8Ce dédoublement de la liberté, tel qu’elle peut s’opposer à elle-même en choisissant le mal, n’est pas sans écho dans l’ontologie même de Sartre. Chez Kant, puisque ce choix est libre, il est impossible d’arguer de la contrainte extérieure pour se décharger d’un comportement contraire à la Loi morale : c’est l’imputabilité ; chez Sartre, de même, la conscience, telle qu’établie dans L’Être et le Néant, et qui ne fait qu’un avec la liberté, ne cesse de se dédoubler, et, à la faveur de ce dédoublement, elle ne cesse de choisir contre elle-même, c’est-à-dire de s’aliéner, ou, en termes moraux, de tomber dans l’inauthenticité : Sartre rapporte ainsi : « Je me souviens qu’Aron avait dit à propos de L’Être et le Néant : “Ils choisissent tous, mais ils choisissent tous mal !”»9. Le « s’ », le pronominal dans « s’aliéner » a la même conséquence d’imputabilité que le choix kantien, conséquence que Sartre pousse à l’extrême : la liberté est sans excuse, c’est un grand thème sartrien ; Frantz, le héros de la pièce Les Séquestrés d’Altona, proclame : « J’ai pris le siècle sur mes épaules et j’ai dit : j’en répondrai »10 ; et de telles revendications de responsabilité se retrouvent dans toute l’œuvre.
9Que ce soit la liberté qui s’oppose à soi, cela a aussi pour corrélat qu’elle ne peut se perdre radicalement, qu’elle peut toujours se retrouver, revenir à sa propre source. Et c’est le difficile thème de la conversion, présent chez Kant et chez Sartre.

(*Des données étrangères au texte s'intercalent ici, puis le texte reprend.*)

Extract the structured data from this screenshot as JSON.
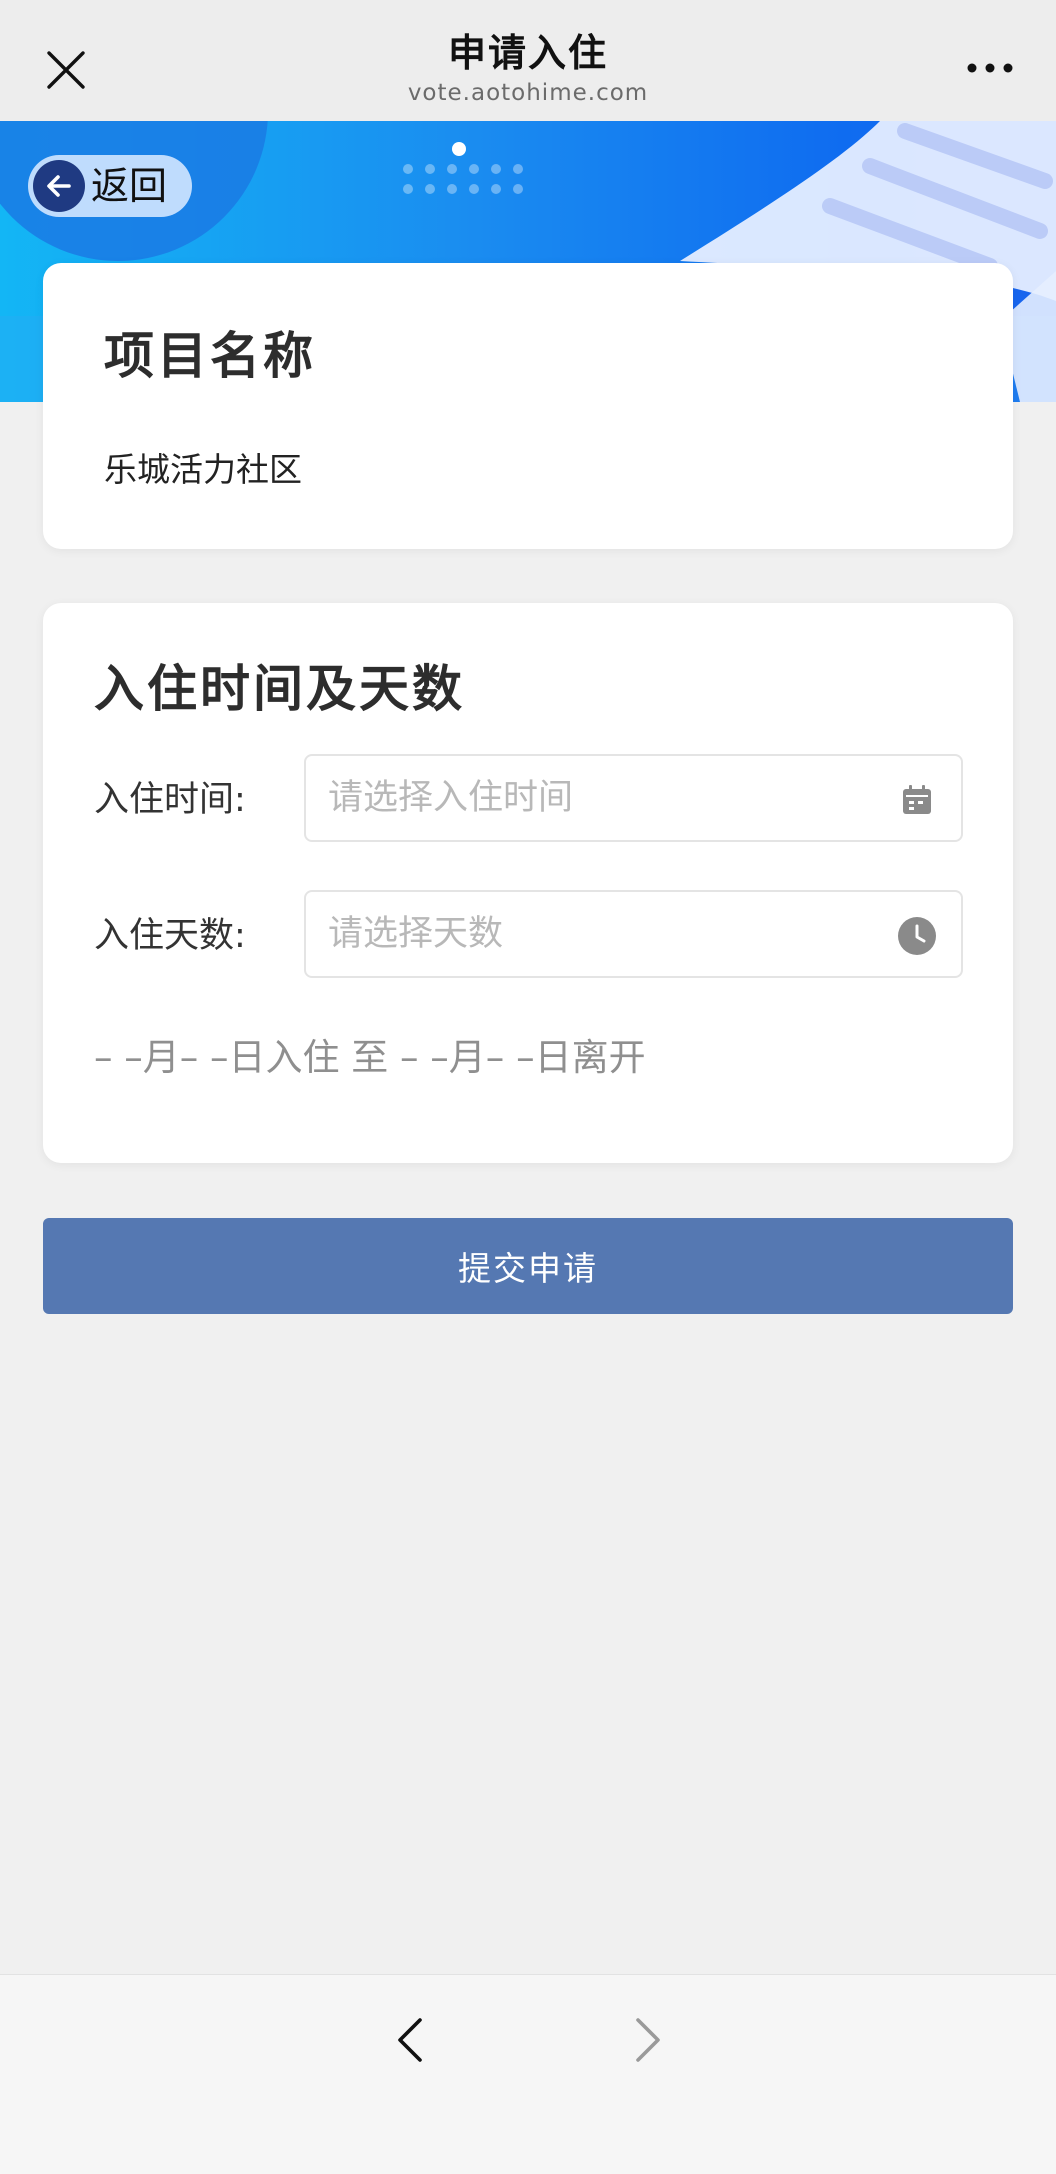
{
  "navbar": {
    "title": "申请入住",
    "url": "vote.aotohime.com"
  },
  "back_button": {
    "label": "返回"
  },
  "project_card": {
    "heading": "项目名称",
    "value": "乐城活力社区"
  },
  "checkin_card": {
    "heading": "入住时间及天数",
    "time_label": "入住时间:",
    "time_placeholder": "请选择入住时间",
    "days_label": "入住天数:",
    "days_placeholder": "请选择天数",
    "summary": "– –月– –日入住 至 – –月– –日离开"
  },
  "submit": {
    "label": "提交申请"
  },
  "colors": {
    "banner_light": "#13b6f5",
    "banner_dark": "#0f6cf0",
    "submit_bg": "#5578b2",
    "back_circle": "#1f3a82"
  },
  "icons": {
    "close": "close-icon",
    "more": "more-icon",
    "back_arrow": "arrow-left-icon",
    "calendar": "calendar-icon",
    "clock": "clock-icon",
    "nav_back": "chevron-left-icon",
    "nav_forward": "chevron-right-icon"
  }
}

10Ce thème de la conversion m’amène à La Religion dans les limites de la simple raison. Raymond Aron, après la mort de Sartre, écrivit un article dans L’Express, où on peut notamment lire : « Nous avions lu tous deux La Religion dans les limites de la simple raison, de Kant ». Et, en effet, trois des dimensions constitutives de la liberté de L’Être et le Néant s’enracinent dans cette lecture de jeunesse de Sartre : la mauvaise foi, le choix originel, la conversion.

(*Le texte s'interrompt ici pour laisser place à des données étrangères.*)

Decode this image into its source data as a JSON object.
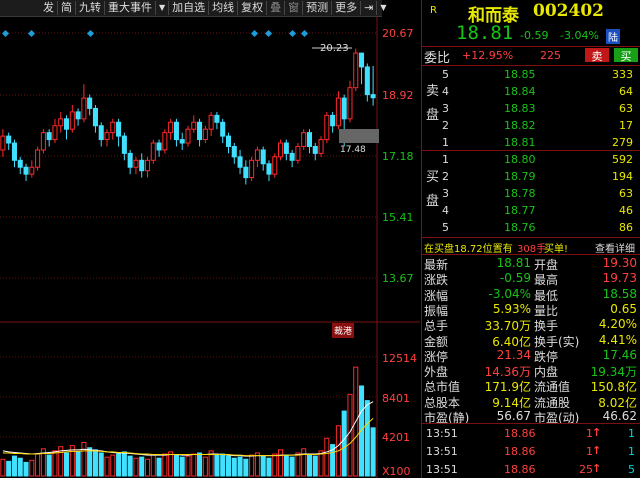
{
  "toolbar": {
    "items": [
      "发",
      "简",
      "九转",
      "重大事件",
      "加自选",
      "均线",
      "复权",
      "叠",
      "窗",
      "预测",
      "更多"
    ],
    "arrow_label": "⇥",
    "dropdown_label": "▼"
  },
  "chart": {
    "price_ticks": [
      "20.67",
      "18.92",
      "17.18",
      "15.41",
      "13.67"
    ],
    "volume_ticks": [
      "12514",
      "8401",
      "4201"
    ],
    "volume_unit": "X100",
    "high_label": "20.23",
    "low_label": "17.48",
    "tag_label": "裁港",
    "price_range": [
      12.7,
      21.0
    ],
    "volume_max": 12514,
    "up_color": "#ff2a2a",
    "down_color": "#40e0ff",
    "candles": [
      [
        17.3,
        17.7,
        17.9,
        17.1
      ],
      [
        17.7,
        17.5,
        17.8,
        17.3
      ],
      [
        17.5,
        17.0,
        17.6,
        16.8
      ],
      [
        17.0,
        16.8,
        17.1,
        16.6
      ],
      [
        16.8,
        16.6,
        16.9,
        16.4
      ],
      [
        16.6,
        16.8,
        17.0,
        16.5
      ],
      [
        16.8,
        17.3,
        17.4,
        16.7
      ],
      [
        17.3,
        17.8,
        17.9,
        17.2
      ],
      [
        17.8,
        17.6,
        17.9,
        17.4
      ],
      [
        17.6,
        18.0,
        18.2,
        17.5
      ],
      [
        18.0,
        18.2,
        18.4,
        17.8
      ],
      [
        18.2,
        17.9,
        18.3,
        17.6
      ],
      [
        17.9,
        18.4,
        18.6,
        17.8
      ],
      [
        18.4,
        18.2,
        18.5,
        18.0
      ],
      [
        18.2,
        18.8,
        19.2,
        18.1
      ],
      [
        18.8,
        18.5,
        18.9,
        18.3
      ],
      [
        18.5,
        18.0,
        18.6,
        17.8
      ],
      [
        18.0,
        17.6,
        18.1,
        17.4
      ],
      [
        17.6,
        17.8,
        17.9,
        17.4
      ],
      [
        17.8,
        18.1,
        18.2,
        17.6
      ],
      [
        18.1,
        17.7,
        18.2,
        17.4
      ],
      [
        17.7,
        17.2,
        17.8,
        17.0
      ],
      [
        17.2,
        16.8,
        17.3,
        16.6
      ],
      [
        16.8,
        17.0,
        17.1,
        16.6
      ],
      [
        17.0,
        16.7,
        17.2,
        16.5
      ],
      [
        16.7,
        17.0,
        17.1,
        16.5
      ],
      [
        17.0,
        17.5,
        17.6,
        16.9
      ],
      [
        17.5,
        17.3,
        17.6,
        17.1
      ],
      [
        17.3,
        17.8,
        17.9,
        17.2
      ],
      [
        17.8,
        18.1,
        18.2,
        17.6
      ],
      [
        18.1,
        17.6,
        18.2,
        17.4
      ],
      [
        17.6,
        17.5,
        17.8,
        17.3
      ],
      [
        17.5,
        17.9,
        18.0,
        17.4
      ],
      [
        17.9,
        18.1,
        18.3,
        17.8
      ],
      [
        18.1,
        17.6,
        18.2,
        17.4
      ],
      [
        17.6,
        17.9,
        18.0,
        17.5
      ],
      [
        17.9,
        18.3,
        18.4,
        17.7
      ],
      [
        18.3,
        18.1,
        18.4,
        17.9
      ],
      [
        18.1,
        17.7,
        18.2,
        17.5
      ],
      [
        17.7,
        17.4,
        17.8,
        17.2
      ],
      [
        17.4,
        17.1,
        17.5,
        16.9
      ],
      [
        17.1,
        16.8,
        17.3,
        16.6
      ],
      [
        16.8,
        16.5,
        17.0,
        16.3
      ],
      [
        16.5,
        17.0,
        17.1,
        16.4
      ],
      [
        17.0,
        17.3,
        17.4,
        16.8
      ],
      [
        17.3,
        16.9,
        17.4,
        16.7
      ],
      [
        16.9,
        16.6,
        17.0,
        16.4
      ],
      [
        16.6,
        17.1,
        17.2,
        16.5
      ],
      [
        17.1,
        17.5,
        17.6,
        17.0
      ],
      [
        17.5,
        17.2,
        17.6,
        17.0
      ],
      [
        17.2,
        17.0,
        17.3,
        16.8
      ],
      [
        17.0,
        17.4,
        17.5,
        16.9
      ],
      [
        17.4,
        17.8,
        17.9,
        17.3
      ],
      [
        17.8,
        17.4,
        17.9,
        17.2
      ],
      [
        17.4,
        17.2,
        17.5,
        17.0
      ],
      [
        17.2,
        17.6,
        17.7,
        17.1
      ],
      [
        17.6,
        18.3,
        18.4,
        17.5
      ],
      [
        18.3,
        18.0,
        18.4,
        17.8
      ],
      [
        18.0,
        18.8,
        19.0,
        17.9
      ],
      [
        18.8,
        18.2,
        18.9,
        17.4
      ],
      [
        18.2,
        19.1,
        19.3,
        18.1
      ],
      [
        19.1,
        20.1,
        20.23,
        19.0
      ],
      [
        20.1,
        19.7,
        20.1,
        19.2
      ],
      [
        19.7,
        18.9,
        19.8,
        18.7
      ],
      [
        18.9,
        18.81,
        19.73,
        18.58
      ]
    ],
    "volumes": [
      [
        1600,
        0
      ],
      [
        1400,
        1
      ],
      [
        1900,
        1
      ],
      [
        1700,
        1
      ],
      [
        1300,
        1
      ],
      [
        1500,
        0
      ],
      [
        2100,
        0
      ],
      [
        2600,
        0
      ],
      [
        2000,
        1
      ],
      [
        2400,
        0
      ],
      [
        2800,
        0
      ],
      [
        2200,
        1
      ],
      [
        2900,
        0
      ],
      [
        2300,
        1
      ],
      [
        3200,
        0
      ],
      [
        2700,
        1
      ],
      [
        2500,
        1
      ],
      [
        2200,
        1
      ],
      [
        1800,
        0
      ],
      [
        2000,
        0
      ],
      [
        2100,
        1
      ],
      [
        2300,
        1
      ],
      [
        1900,
        1
      ],
      [
        1700,
        0
      ],
      [
        1800,
        1
      ],
      [
        1600,
        0
      ],
      [
        2000,
        0
      ],
      [
        1700,
        1
      ],
      [
        2100,
        0
      ],
      [
        2300,
        0
      ],
      [
        2000,
        1
      ],
      [
        1800,
        1
      ],
      [
        1900,
        0
      ],
      [
        2100,
        0
      ],
      [
        2200,
        1
      ],
      [
        1800,
        0
      ],
      [
        2400,
        0
      ],
      [
        2000,
        1
      ],
      [
        2100,
        1
      ],
      [
        1900,
        1
      ],
      [
        1700,
        1
      ],
      [
        1800,
        1
      ],
      [
        1600,
        1
      ],
      [
        2000,
        0
      ],
      [
        2200,
        0
      ],
      [
        1900,
        1
      ],
      [
        1700,
        1
      ],
      [
        2100,
        0
      ],
      [
        2500,
        0
      ],
      [
        2000,
        1
      ],
      [
        1800,
        1
      ],
      [
        2200,
        0
      ],
      [
        2600,
        0
      ],
      [
        2100,
        1
      ],
      [
        1900,
        1
      ],
      [
        2400,
        0
      ],
      [
        3600,
        0
      ],
      [
        3000,
        1
      ],
      [
        4800,
        0
      ],
      [
        6200,
        1
      ],
      [
        7800,
        0
      ],
      [
        10400,
        0
      ],
      [
        8600,
        1
      ],
      [
        7200,
        1
      ],
      [
        4600,
        1
      ]
    ],
    "ma_vol_1": [
      2400,
      2300,
      2250,
      2200,
      2150,
      2100,
      2150,
      2200,
      2250,
      2300,
      2400,
      2450,
      2500,
      2500,
      2550,
      2500,
      2450,
      2400,
      2300,
      2250,
      2200,
      2200,
      2150,
      2100,
      2050,
      2000,
      2000,
      2000,
      2000,
      2050,
      2050,
      2000,
      2000,
      2050,
      2050,
      2050,
      2100,
      2100,
      2050,
      2000,
      1950,
      1950,
      1900,
      1900,
      1950,
      1950,
      1950,
      1950,
      2000,
      2000,
      2000,
      2050,
      2100,
      2100,
      2100,
      2150,
      2300,
      2500,
      2900,
      3500,
      4200,
      5200,
      6200,
      6800,
      7100
    ],
    "ma_vol_2": [
      2200,
      2200,
      2150,
      2150,
      2100,
      2100,
      2100,
      2150,
      2150,
      2200,
      2250,
      2300,
      2350,
      2350,
      2400,
      2400,
      2400,
      2350,
      2300,
      2300,
      2250,
      2250,
      2200,
      2150,
      2100,
      2100,
      2050,
      2050,
      2050,
      2050,
      2050,
      2050,
      2050,
      2050,
      2050,
      2050,
      2050,
      2050,
      2050,
      2050,
      2000,
      2000,
      1950,
      1950,
      1950,
      1950,
      1950,
      1950,
      1950,
      2000,
      2000,
      2000,
      2050,
      2050,
      2050,
      2100,
      2150,
      2250,
      2400,
      2700,
      3100,
      3700,
      4400,
      5000,
      5500
    ]
  },
  "quote": {
    "flag": "R",
    "name": "和而泰",
    "code": "002402",
    "price": "18.81",
    "change": "-0.59",
    "change_pct": "-3.04%",
    "market_tag": "陆",
    "commission_label": "委比",
    "commission_ratio": "+12.95%",
    "commission_diff": "225",
    "sell_button": "卖",
    "buy_button": "买",
    "sell_side_label": "卖盘",
    "buy_side_label": "买盘",
    "asks": [
      {
        "level": "5",
        "price": "18.85",
        "vol": "333"
      },
      {
        "level": "4",
        "price": "18.84",
        "vol": "64"
      },
      {
        "level": "3",
        "price": "18.83",
        "vol": "63"
      },
      {
        "level": "2",
        "price": "18.82",
        "vol": "17"
      },
      {
        "level": "1",
        "price": "18.81",
        "vol": "279"
      }
    ],
    "bids": [
      {
        "level": "1",
        "price": "18.80",
        "vol": "592"
      },
      {
        "level": "2",
        "price": "18.79",
        "vol": "194"
      },
      {
        "level": "3",
        "price": "18.78",
        "vol": "63"
      },
      {
        "level": "4",
        "price": "18.77",
        "vol": "46"
      },
      {
        "level": "5",
        "price": "18.76",
        "vol": "86"
      }
    ],
    "notice_prefix": "在买盘18.72位置有",
    "notice_vol": "308手",
    "notice_action": "买单!",
    "notice_link": "查看详细",
    "stats": [
      {
        "l": "最新",
        "lv": "18.81",
        "lc": "g",
        "r": "开盘",
        "rv": "19.30",
        "rc": "r"
      },
      {
        "l": "涨跌",
        "lv": "-0.59",
        "lc": "g",
        "r": "最高",
        "rv": "19.73",
        "rc": "r"
      },
      {
        "l": "涨幅",
        "lv": "-3.04%",
        "lc": "g",
        "r": "最低",
        "rv": "18.58",
        "rc": "g"
      },
      {
        "l": "振幅",
        "lv": "5.93%",
        "lc": "y",
        "r": "量比",
        "rv": "0.65",
        "rc": "y"
      },
      {
        "l": "总手",
        "lv": "33.70万",
        "lc": "y",
        "r": "换手",
        "rv": "4.20%",
        "rc": "y"
      },
      {
        "l": "金额",
        "lv": "6.40亿",
        "lc": "y",
        "r": "换手(实)",
        "rv": "4.41%",
        "rc": "y"
      },
      {
        "l": "涨停",
        "lv": "21.34",
        "lc": "r",
        "r": "跌停",
        "rv": "17.46",
        "rc": "g"
      },
      {
        "l": "外盘",
        "lv": "14.36万",
        "lc": "r",
        "r": "内盘",
        "rv": "19.34万",
        "rc": "g"
      },
      {
        "l": "总市值",
        "lv": "171.9亿",
        "lc": "y",
        "r": "流通值",
        "rv": "150.8亿",
        "rc": "y"
      },
      {
        "l": "总股本",
        "lv": "9.14亿",
        "lc": "y",
        "r": "流通股",
        "rv": "8.02亿",
        "rc": "y"
      },
      {
        "l": "市盈(静)",
        "lv": "56.67",
        "lc": "w",
        "r": "市盈(动)",
        "rv": "46.62",
        "rc": "w"
      }
    ],
    "ticks": [
      {
        "time": "13:51",
        "price": "18.86",
        "vol": "1",
        "num": "1"
      },
      {
        "time": "13:51",
        "price": "18.86",
        "vol": "1",
        "num": "1"
      },
      {
        "time": "13:51",
        "price": "18.86",
        "vol": "25",
        "num": "5"
      }
    ],
    "up_arrow": "↑"
  }
}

11Quelles sont, par rapport à la Critique de la raison pratique, les dimensions propres à cet ouvrage tardif, qui a nourri les discussions d’Aron et Sartre dans leur jeunesse ? Je commence par les énoncer, je les développerai ensuite. Premièrement, une définition du mal, qui systématise et approfondit des notions déjà présentes antérieurement dans la pensée morale de Kant : il s’agit du « mal radical » ; deuxièmement, l’affermissement de la notion de choix, et, ce qui est neuf, l’insistance sur ceci que ce choix se noue aux origines d’une existence humaine, aux confins de l’enfance — c’est la traduction, « dans les limites de la simple raison », de la doctrine chrétienne du péché originel ; l’idée aussi que le choix est global et que l’existence est donc un tout : les choix moraux d’un individu ne sont pas ponctuels ou capricieux ; troisièmement, puisque le choix est libre, la possibilité toujours ouverte d’en changer librement, c’est-à-dire la conversion.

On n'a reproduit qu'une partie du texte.